Tuttavia, l’accordo è ancora incerto, a causa dell’unicità dell’ambientazione e della complessità nel mettere tutto insieme.
L’accordo in esame è con una società di investimento privata che gestisce il portafoglio pensionistico del sistema dell’Università della California. Secondo Yahoo Sports, la società – UC Investments – ha un valore di 190 miliardi di dollari e gestisce le dotazioni e i risparmi previdenziali delle 10 scuole del sistema UC. Il fondo è indipendente dalle scuole dell’UC, i cui maggiori programmi calcistici sono UCLA e Cal.
Ma Front Office Sports ha riferito venerdì che alcune scuole Big Ten non sapevano quale fondo pensione fosse preso in considerazione nell’accordo.
I rapporti affermano che una votazione potrebbe aver luogo all’inizio della prossima settimana.
La struttura principale dell’accordo includerebbe UC Investments, che darà alle 18 scuole Big Ten un totale di 2,4 miliardi di dollari in cambio di una partecipazione azionaria del 10% in Big Ten Enterprises, una filiale della Big Ten che verrebbe creata per gestire beni commerciabili come diritti dei media e accordi di sponsorizzazione.

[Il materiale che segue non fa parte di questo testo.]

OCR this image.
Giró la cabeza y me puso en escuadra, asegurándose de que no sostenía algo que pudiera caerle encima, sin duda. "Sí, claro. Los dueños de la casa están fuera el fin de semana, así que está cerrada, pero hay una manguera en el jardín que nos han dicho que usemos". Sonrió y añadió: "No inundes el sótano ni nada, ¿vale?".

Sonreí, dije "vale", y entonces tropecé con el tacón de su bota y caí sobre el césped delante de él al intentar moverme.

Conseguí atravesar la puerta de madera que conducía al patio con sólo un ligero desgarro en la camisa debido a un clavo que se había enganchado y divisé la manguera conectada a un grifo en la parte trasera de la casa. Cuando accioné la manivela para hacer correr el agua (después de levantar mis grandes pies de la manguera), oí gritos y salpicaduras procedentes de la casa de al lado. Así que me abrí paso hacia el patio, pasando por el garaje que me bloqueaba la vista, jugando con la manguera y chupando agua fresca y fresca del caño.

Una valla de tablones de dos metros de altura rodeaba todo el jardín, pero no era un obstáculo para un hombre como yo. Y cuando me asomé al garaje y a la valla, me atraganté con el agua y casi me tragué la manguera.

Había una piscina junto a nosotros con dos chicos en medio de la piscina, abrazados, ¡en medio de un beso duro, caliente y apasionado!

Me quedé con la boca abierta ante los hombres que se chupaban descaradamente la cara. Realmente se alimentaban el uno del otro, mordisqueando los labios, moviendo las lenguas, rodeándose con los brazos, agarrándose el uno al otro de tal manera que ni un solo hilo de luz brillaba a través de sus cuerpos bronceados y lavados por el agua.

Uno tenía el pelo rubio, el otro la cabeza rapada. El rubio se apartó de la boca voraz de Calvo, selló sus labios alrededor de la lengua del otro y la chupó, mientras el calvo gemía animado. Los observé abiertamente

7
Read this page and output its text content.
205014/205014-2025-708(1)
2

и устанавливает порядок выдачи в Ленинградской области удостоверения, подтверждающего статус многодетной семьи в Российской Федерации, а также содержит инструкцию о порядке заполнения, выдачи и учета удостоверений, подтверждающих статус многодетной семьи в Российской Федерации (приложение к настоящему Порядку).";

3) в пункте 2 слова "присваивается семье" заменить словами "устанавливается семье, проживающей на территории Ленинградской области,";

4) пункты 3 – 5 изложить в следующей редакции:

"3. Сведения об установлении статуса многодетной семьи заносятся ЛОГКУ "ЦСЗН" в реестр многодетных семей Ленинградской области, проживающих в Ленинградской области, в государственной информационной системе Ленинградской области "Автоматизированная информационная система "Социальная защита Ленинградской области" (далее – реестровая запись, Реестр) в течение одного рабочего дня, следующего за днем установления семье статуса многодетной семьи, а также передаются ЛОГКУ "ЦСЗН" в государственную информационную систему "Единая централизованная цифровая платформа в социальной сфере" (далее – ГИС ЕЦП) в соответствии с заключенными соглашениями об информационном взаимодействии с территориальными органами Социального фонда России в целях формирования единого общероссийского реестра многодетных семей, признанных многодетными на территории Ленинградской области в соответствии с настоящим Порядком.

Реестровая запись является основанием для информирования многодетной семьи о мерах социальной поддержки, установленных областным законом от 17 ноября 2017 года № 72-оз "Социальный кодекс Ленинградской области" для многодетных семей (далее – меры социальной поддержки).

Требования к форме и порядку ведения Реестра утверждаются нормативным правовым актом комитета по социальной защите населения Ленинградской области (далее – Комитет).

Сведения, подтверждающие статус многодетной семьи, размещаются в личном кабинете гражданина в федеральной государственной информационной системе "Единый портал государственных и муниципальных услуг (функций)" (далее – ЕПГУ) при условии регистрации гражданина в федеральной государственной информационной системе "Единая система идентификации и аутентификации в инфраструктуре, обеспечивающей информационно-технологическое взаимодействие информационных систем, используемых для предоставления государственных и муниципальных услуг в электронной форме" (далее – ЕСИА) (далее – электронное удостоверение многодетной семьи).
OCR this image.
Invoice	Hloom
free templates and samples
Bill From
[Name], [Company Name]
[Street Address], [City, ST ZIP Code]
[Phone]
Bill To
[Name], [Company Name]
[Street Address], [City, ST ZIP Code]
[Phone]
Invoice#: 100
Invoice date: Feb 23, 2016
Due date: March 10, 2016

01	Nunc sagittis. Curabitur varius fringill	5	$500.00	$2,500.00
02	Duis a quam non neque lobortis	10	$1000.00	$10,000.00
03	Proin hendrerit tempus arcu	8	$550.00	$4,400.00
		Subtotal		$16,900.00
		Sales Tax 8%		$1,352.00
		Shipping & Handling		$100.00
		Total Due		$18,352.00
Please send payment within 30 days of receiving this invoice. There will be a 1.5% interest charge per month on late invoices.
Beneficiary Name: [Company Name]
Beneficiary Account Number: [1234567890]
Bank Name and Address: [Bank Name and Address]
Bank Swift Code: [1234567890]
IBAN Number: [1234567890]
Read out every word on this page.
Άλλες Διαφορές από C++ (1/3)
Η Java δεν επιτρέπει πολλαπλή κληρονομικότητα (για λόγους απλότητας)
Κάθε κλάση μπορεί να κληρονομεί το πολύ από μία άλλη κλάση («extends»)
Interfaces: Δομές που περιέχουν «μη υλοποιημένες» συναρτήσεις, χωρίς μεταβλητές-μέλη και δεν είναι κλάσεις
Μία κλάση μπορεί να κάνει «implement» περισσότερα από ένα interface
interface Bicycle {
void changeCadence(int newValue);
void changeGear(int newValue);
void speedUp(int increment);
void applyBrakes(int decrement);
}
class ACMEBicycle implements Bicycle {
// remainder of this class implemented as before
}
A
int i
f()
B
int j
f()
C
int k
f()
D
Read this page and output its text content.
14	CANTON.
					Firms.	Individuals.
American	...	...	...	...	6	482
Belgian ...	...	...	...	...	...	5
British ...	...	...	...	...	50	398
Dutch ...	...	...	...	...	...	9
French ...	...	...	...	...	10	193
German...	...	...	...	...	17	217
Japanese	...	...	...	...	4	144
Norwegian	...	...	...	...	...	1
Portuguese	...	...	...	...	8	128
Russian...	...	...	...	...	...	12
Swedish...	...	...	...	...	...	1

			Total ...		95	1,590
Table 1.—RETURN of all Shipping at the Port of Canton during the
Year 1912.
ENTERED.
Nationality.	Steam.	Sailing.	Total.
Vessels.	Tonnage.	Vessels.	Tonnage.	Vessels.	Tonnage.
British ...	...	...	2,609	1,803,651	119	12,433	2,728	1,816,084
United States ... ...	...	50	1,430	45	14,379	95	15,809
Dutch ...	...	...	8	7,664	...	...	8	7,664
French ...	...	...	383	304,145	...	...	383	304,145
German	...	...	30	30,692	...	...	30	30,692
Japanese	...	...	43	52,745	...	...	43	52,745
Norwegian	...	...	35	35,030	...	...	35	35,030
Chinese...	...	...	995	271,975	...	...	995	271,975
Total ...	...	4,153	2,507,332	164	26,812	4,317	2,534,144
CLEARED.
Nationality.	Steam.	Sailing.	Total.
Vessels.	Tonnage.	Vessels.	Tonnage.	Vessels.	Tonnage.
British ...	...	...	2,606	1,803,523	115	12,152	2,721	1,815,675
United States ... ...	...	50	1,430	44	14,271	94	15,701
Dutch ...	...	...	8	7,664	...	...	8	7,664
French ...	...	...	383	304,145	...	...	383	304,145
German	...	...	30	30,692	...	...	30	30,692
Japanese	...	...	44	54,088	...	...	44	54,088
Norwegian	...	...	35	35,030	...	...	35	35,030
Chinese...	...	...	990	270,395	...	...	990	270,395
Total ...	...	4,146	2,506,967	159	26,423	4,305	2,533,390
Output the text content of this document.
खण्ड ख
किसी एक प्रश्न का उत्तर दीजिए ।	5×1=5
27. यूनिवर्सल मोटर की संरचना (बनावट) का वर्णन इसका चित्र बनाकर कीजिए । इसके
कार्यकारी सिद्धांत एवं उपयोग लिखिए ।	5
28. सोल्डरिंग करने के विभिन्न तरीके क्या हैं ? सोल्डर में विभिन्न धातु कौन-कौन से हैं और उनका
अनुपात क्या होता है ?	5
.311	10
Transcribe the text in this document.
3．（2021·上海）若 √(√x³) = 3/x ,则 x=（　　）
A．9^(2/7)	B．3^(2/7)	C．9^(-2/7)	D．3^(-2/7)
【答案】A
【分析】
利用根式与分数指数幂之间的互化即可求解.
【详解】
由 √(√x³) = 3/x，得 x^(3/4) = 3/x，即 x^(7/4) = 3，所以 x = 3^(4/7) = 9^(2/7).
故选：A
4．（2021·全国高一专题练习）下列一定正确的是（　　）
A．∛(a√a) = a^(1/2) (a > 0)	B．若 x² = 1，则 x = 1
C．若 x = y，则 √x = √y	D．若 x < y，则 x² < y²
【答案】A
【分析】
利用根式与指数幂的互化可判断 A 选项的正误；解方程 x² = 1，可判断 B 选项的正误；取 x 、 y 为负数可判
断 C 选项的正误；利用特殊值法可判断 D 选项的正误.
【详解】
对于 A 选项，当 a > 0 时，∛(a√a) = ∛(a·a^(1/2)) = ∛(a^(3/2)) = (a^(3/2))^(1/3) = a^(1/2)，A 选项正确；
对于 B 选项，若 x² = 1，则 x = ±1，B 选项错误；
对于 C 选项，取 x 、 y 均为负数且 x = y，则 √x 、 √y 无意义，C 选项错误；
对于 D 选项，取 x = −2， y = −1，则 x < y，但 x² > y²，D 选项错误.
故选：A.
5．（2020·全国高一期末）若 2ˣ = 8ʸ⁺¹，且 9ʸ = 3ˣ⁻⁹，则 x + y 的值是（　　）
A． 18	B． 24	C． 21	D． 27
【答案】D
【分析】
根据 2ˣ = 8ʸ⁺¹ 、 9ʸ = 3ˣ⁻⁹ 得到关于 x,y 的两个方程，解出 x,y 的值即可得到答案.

Secondo Yahoo, ogni scuola riceverebbe almeno 100 milioni di dollari in un pagamento anticipato, con pagamenti futuri basati sulle prestazioni di ciascuna scuola e sulle metriche di marketing. La conferenza e UC Investments estenderanno anche un accordo sugli accordi sui diritti dei media delle scuole fino al 2046.
I diritti dei media della conferenza, tuttavia, non rientrerebbero nell’accordo. L’accordo Big Ten che condivide i diritti televisivi con Fox, NBC e CBS scade nel 2030, mentre un accordo separato con Fox non scade fino al 2036. Yahoo ha riferito che l’accordo con UC Investments includerebbe bonus a otto cifre per le scuole nell’anno fiscale 2037, indicando che un grande aumento delle tariffe per i diritti dei media è previsto dopo la fine dell’attuale accordo con Fox.
La senatrice Maria Cantwell (D-Wash.) ha scritto una lettera ai presidenti delle Big Ten avvertendoli di stipulare accordi con società private.
La lettera di Cantwell affermava in parte che un tale accordo “potrebbe essere contrario agli obiettivi accademici della vostra università, potrebbe richiedere la vendita di beni universitari a un investitore privato e potrebbe influenzare lo scopo di esenzione fiscale di tali beni”.
Facendo eco al rapporto del FOS secondo cui non tutte le istituzioni Big Ten conoscevano i dettagli del fondo coinvolto nell’accordo, Cantwell ha scritto di aver sentito reggenti e amministratori della conferenza che “non erano pienamente informati sull’accordo in esame”.